City leaders unveil new strategies targeting violent crime

(From left) City Council President Barb Johnson, Mayor Betsy Hodges, Police Chief Janeé Harteau, Hennepin County Attorney Mike Freeman and City Attorney Susan Segal at a press conference Friday morning.  Credit: Photo by Sarah McKenzie
(From left) City Council President Barb Johnson, Mayor Betsy Hodges, Police Chief Janeé Harteau, Hennepin County Attorney Mike Freeman and City Attorney Susan Segal at a press conference Friday morning. Credit: Photo by Sarah McKenzie

City leaders and Hennepin County Attorney Mike Freeman unveiled new initiatives Friday targeting violent crime in Minneapolis, including a new police investigations team and prosecutor focused on repeat violent offenders.

The new strategies come as the city has experienced a nearly 6 percent increase in violent crime and spike in homicides compared to a year ago. Arrests for violent crimes are up 13 percent compared to 2014.

Many cities across the country have experienced bigger increases in violent crime than Minneapolis, including Milwaukee, St. Louis and Baltimore.

Minneapolis Police Chief Janeé Harteau said six seasoned MPD investigators have been assigned to the new violent crime investigations team. They will be working with crime analysts to investigate shooting incidents and gun-related crimes.

“We have had 208 more violent crimes reported in our city this year. We do not accept, nor will we tolerate, the violence we have seen, and we will continue to be aggressive in our enforcement efforts and crime-prevention strategies,” Harteau said at a City Hall press conference.

She noted that the MPD has 824 sworn officers on the street and will have 860 by year’s end.

Mayor Betsy Hodges said she’s reached out to many public safety partners along with several other leaders in the schools, parks system, nonprofits and faith community to discuss the new approach to targeting violent offenders.

“Focusing our investigative resources on violent crime will allow us to more effectively track patterns and connect dots between people and events, and even prevent the next shooting before it occurs,” she said.

Harteau said police face challenges following up on shooting incidents because witnesses and victims are often reluctant to talk and instead want “street justice.”

“We know frequent victims of gun violence are also perpetrators of gun violence and we need to find ways to make those connections quicker,” she said. “The goal of this [violent crimes investigation] team is to increase the prosecution and accountability of offenders who perpetrate gun violence with an overarching goal to reduce gun violence in the city of Minneapolis.”

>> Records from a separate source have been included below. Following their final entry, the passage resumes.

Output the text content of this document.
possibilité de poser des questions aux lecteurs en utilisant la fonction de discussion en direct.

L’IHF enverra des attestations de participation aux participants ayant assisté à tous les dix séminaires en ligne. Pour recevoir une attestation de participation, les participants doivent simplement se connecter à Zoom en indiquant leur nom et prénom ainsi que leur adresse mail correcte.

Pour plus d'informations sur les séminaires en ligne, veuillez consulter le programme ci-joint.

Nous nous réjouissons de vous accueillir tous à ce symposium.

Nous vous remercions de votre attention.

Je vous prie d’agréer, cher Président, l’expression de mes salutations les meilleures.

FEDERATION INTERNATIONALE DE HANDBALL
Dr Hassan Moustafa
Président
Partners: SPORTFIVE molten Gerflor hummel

The MPD also has two new National Integrated Ballistic Information Network (NIBIN) investigators that work closely with the ATF and follow up on reports of shootings with the goal of finding suspects earlier.

As of Oct. 31, 526 people have been arrested by Minneapolis Police during incidents where a gun was recovered this year, according to MPD stats provided at the press conference. Of those individuals, 17 have been arrested more than once with a gun. All together, those same 526 people have been arrested a total of 6,271 times by the MPD since 1990.

Harteau also referenced the Sept. 12 shooting at 5th & Hennepin that left six people injured. Three men were charged after firing weapons near the LRT station where 18 officers were along with several bystanders. Harteau said the three men collectively have 43 arrests on their records.

Freeman said the County Attorney’s Office will continue to prioritize cases involving convicted felons in possession of guns. The mandatory minimum sentence for a felon with a gun is 60 months, he said, noting some judges veer away from the mandatory minimum sentence, however.

Freeman said he’s assigned a veteran prosecutor who has handled many gang-related and violent crime cases to work close with the MPD’s new violent crime investigations team.

“Better coordination means better results,” Freeman said, adding public safety officials are doing their best to prevent gun violence. “If we really, really wanted to get serious and do something about gun crime, we’d do something about the flow of guns, but this country has shown a lack of ability or commitment to do so.”

City Council President Barb Johnson (Ward 4) said public safety is the top priority for city leaders.

“This focus on violent offenders is exactly where we should be putting our time and effort,” she said. “It will step up the coordination between the city and the County Attorney and target it on the very few people who are responsible for violent incidents in our community. It is a focused effort that will make a great difference and hold violent offenders accountable.”